March 2020
tl;dr: Answers this question: which tasks are better transferred to others?
This paper proposed a large dataset with 4 million images, each has 26 tasks labeled as GT. This work directly inspired task grouping, which answers a different question of how to perform multitask learning more efficiently.
The main purpose of transfer learning is to reduce the number of images needed for training the task--they focus on supervision efficiency. Given enough images, trained from scratch is also viable, per rethinking ImageNet pretraining.
- A fully computational approach to reveal the relationships between tasks.
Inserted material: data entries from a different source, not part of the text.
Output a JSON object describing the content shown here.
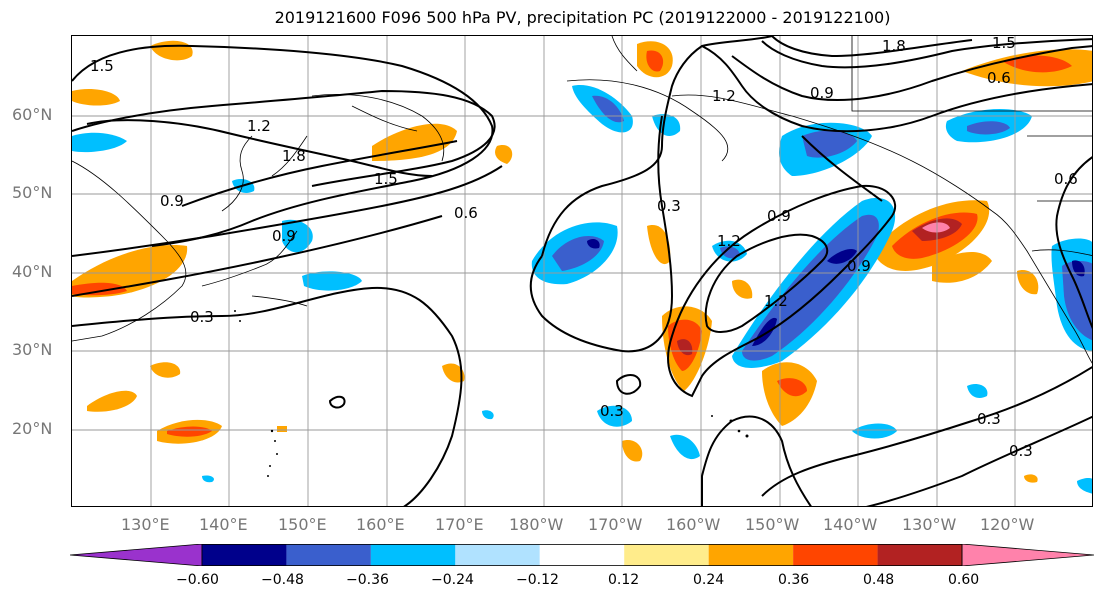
{
  "title": "2019121600 F096 500 hPa PV, precipitation PC (2019122000 - 2019122100)",
  "lat_labels": [
    "60°N",
    "50°N",
    "40°N",
    "30°N",
    "20°N"
  ],
  "lon_labels": [
    "130°E",
    "140°E",
    "150°E",
    "160°E",
    "170°E",
    "180°W",
    "170°W",
    "160°W",
    "150°W",
    "140°W",
    "130°W",
    "120°W"
  ],
  "contour_labels": [
    "1.5",
    "1.2",
    "1.8",
    "1.5",
    "0.9",
    "0.9",
    "0.6",
    "0.3",
    "0.3",
    "1.8",
    "1.5",
    "1.2",
    "0.9",
    "0.6",
    "0.6",
    "0.9",
    "1.2",
    "1.2",
    "0.9",
    "0.3",
    "0.3",
    "0.3"
  ],
  "colorbar": {
    "ticks": [
      "−0.60",
      "−0.48",
      "−0.36",
      "−0.24",
      "−0.12",
      "0.12",
      "0.24",
      "0.36",
      "0.48",
      "0.60"
    ],
    "colors": [
      "#9a32cd",
      "#00008b",
      "#3a5fcd",
      "#00bfff",
      "#b0e2ff",
      "#ffffff",
      "#ffec8b",
      "#ffa500",
      "#ff4500",
      "#b22222",
      "#ff82ab"
    ]
  }
}
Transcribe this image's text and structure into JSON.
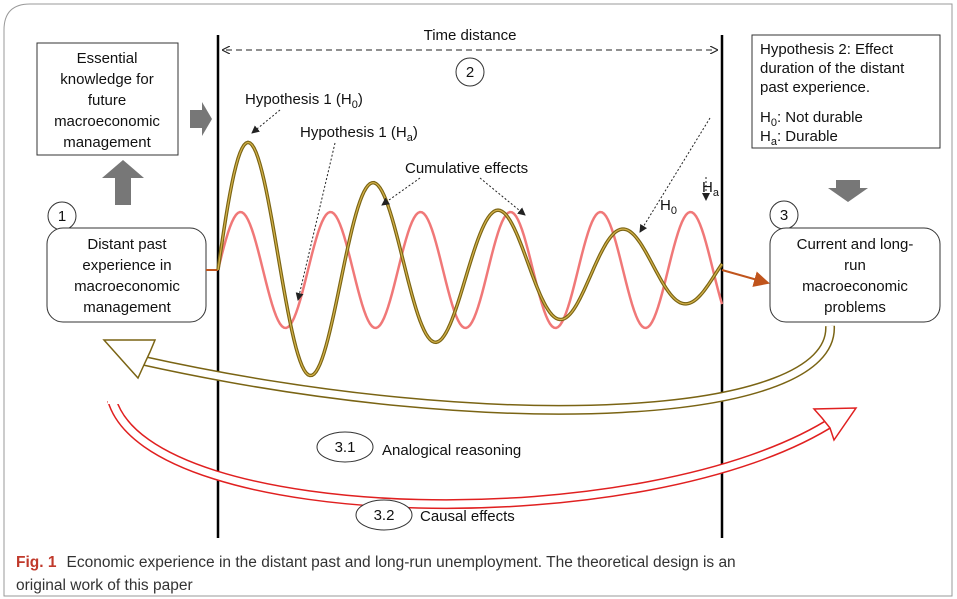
{
  "time_label": "Time distance",
  "circles": [
    "1",
    "2",
    "3",
    "3.1",
    "3.2"
  ],
  "boxes": {
    "essential": [
      "Essential",
      "knowledge for",
      "future",
      "macroeconomic",
      "management"
    ],
    "distant": [
      "Distant past",
      "experience in",
      "macroeconomic",
      "management"
    ],
    "current": [
      "Current and long-",
      "run",
      "macroeconomic",
      "problems"
    ]
  },
  "hypothesis2": {
    "lines": [
      "Hypothesis 2: Effect",
      "duration of the distant",
      "past experience."
    ],
    "h0": {
      "h": "H",
      "sub": "0",
      "text": ": Not durable"
    },
    "ha": {
      "h": "H",
      "sub": "a",
      "text": ": Durable"
    }
  },
  "labels": {
    "hyp1_h0": {
      "pre": "Hypothesis 1 (H",
      "sub": "0",
      "post": ")"
    },
    "hyp1_ha": {
      "pre": "Hypothesis 1 (H",
      "sub": "a",
      "post": ")"
    },
    "cumulative": "Cumulative effects",
    "h0": {
      "h": "H",
      "sub": "0"
    },
    "ha": {
      "h": "H",
      "sub": "a"
    },
    "analogical": "Analogical reasoning",
    "causal": "Causal effects"
  },
  "caption": {
    "fig": "Fig. 1",
    "line1": "Economic experience in the distant past and long-run unemployment. The theoretical design is an",
    "line2": "original work of this paper"
  }
}
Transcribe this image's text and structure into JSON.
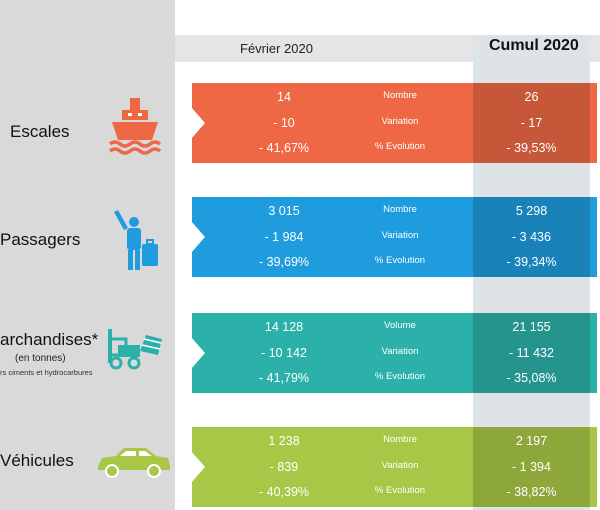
{
  "colors": {
    "escales": "#ee6845",
    "passagers": "#1e9cdd",
    "marchandises": "#2bb1a9",
    "vehicules": "#a9c746",
    "panel": "#d9d9d9",
    "cumul_column": "#dde3e7"
  },
  "headers": {
    "month": "Février 2020",
    "cumul": "Cumul 2020"
  },
  "rows": [
    {
      "label": "Escales",
      "sublabel": "",
      "note": "",
      "icon": "ship-icon",
      "metrics": [
        "Nombre",
        "Variation",
        "% Evolution"
      ],
      "feb": [
        "14",
        "- 10",
        "- 41,67%"
      ],
      "cumul": [
        "26",
        "- 17",
        "- 39,53%"
      ]
    },
    {
      "label": "Passagers",
      "sublabel": "",
      "note": "",
      "icon": "traveler-icon",
      "metrics": [
        "Nombre",
        "Variation",
        "% Evolution"
      ],
      "feb": [
        "3 015",
        "- 1 984",
        "- 39,69%"
      ],
      "cumul": [
        "5 298",
        "- 3 436",
        "- 39,34%"
      ]
    },
    {
      "label": "archandises*",
      "sublabel": "(en tonnes)",
      "note": "rs ciments et hydrocarbures",
      "icon": "forklift-icon",
      "metrics": [
        "Volume",
        "Variation",
        "% Evolution"
      ],
      "feb": [
        "14 128",
        "- 10 142",
        "- 41,79%"
      ],
      "cumul": [
        "21 155",
        "- 11 432",
        "- 35,08%"
      ]
    },
    {
      "label": "Véhicules",
      "sublabel": "",
      "note": "",
      "icon": "car-icon",
      "metrics": [
        "Nombre",
        "Variation",
        "% Evolution"
      ],
      "feb": [
        "1 238",
        "- 839",
        "- 40,39%"
      ],
      "cumul": [
        "2 197",
        "- 1 394",
        "- 38,82%"
      ]
    }
  ],
  "chart_data": {
    "type": "table",
    "columns": [
      "Février 2020",
      "Cumul 2020"
    ],
    "rows": [
      {
        "category": "Escales",
        "Nombre": [
          14,
          26
        ],
        "Variation": [
          -10,
          -17
        ],
        "% Evolution": [
          -41.67,
          -39.53
        ]
      },
      {
        "category": "Passagers",
        "Nombre": [
          3015,
          5298
        ],
        "Variation": [
          -1984,
          -3436
        ],
        "% Evolution": [
          -39.69,
          -39.34
        ]
      },
      {
        "category": "archandises*",
        "Volume": [
          14128,
          21155
        ],
        "Variation": [
          -10142,
          -11432
        ],
        "% Evolution": [
          -41.79,
          -35.08
        ]
      },
      {
        "category": "Véhicules",
        "Nombre": [
          1238,
          2197
        ],
        "Variation": [
          -839,
          -1394
        ],
        "% Evolution": [
          -40.39,
          -38.82
        ]
      }
    ]
  }
}
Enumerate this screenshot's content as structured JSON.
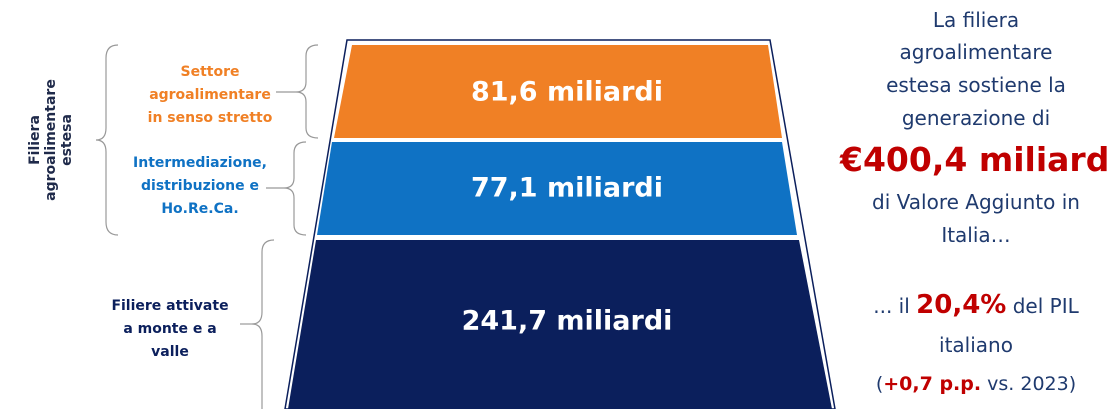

Previously the relationship is based on human intuition or analytical knowledge.
- Depth -> normals are easy for humans, but the opposite is true for NN.
- Four main steps
- Task specific modeling
- Transfer Modleing (frozen encoder, trained shallow transfer+decoder)
- Normalization with AHP (analytical hierarchical process): only assumes monotonocity and keeps the ordinal order
- Taxonomy extraction with BIP (boolean integer programming) with constraints
- With only 2% of data, finetuning from reshading to surface normal yields good results already.
- Architecture
- The backbone is ResNet-50
- Neck is 2 conv layers (concat channels for higher-order tasks
- Decoder: 15-layer fully convolutional network, 2-3 FC layers.
- Transitive transfer is multi-hop transfers.
- Video of the presentation at CVPR
- What if I have a new task and I want to quantify which other tasks are related to this task?
- Need 2k images to find which are the best sources for it
- Use pretrained networks and use 2k images to finetune
-
Beam search
- Beam search is an efficient way to explore a graph. Beam search is not optimal (that is, there is no guarantee that it will find the best solution).
- Beam search with beam width B=∞ is essentially breadth-first search.
- Beam search with beam width B=1 is essentially greedy search.
- Powerset of any set S is the set of all subsets of S, including the empty set and S itself, variously denoted as
$\wp (S)$ .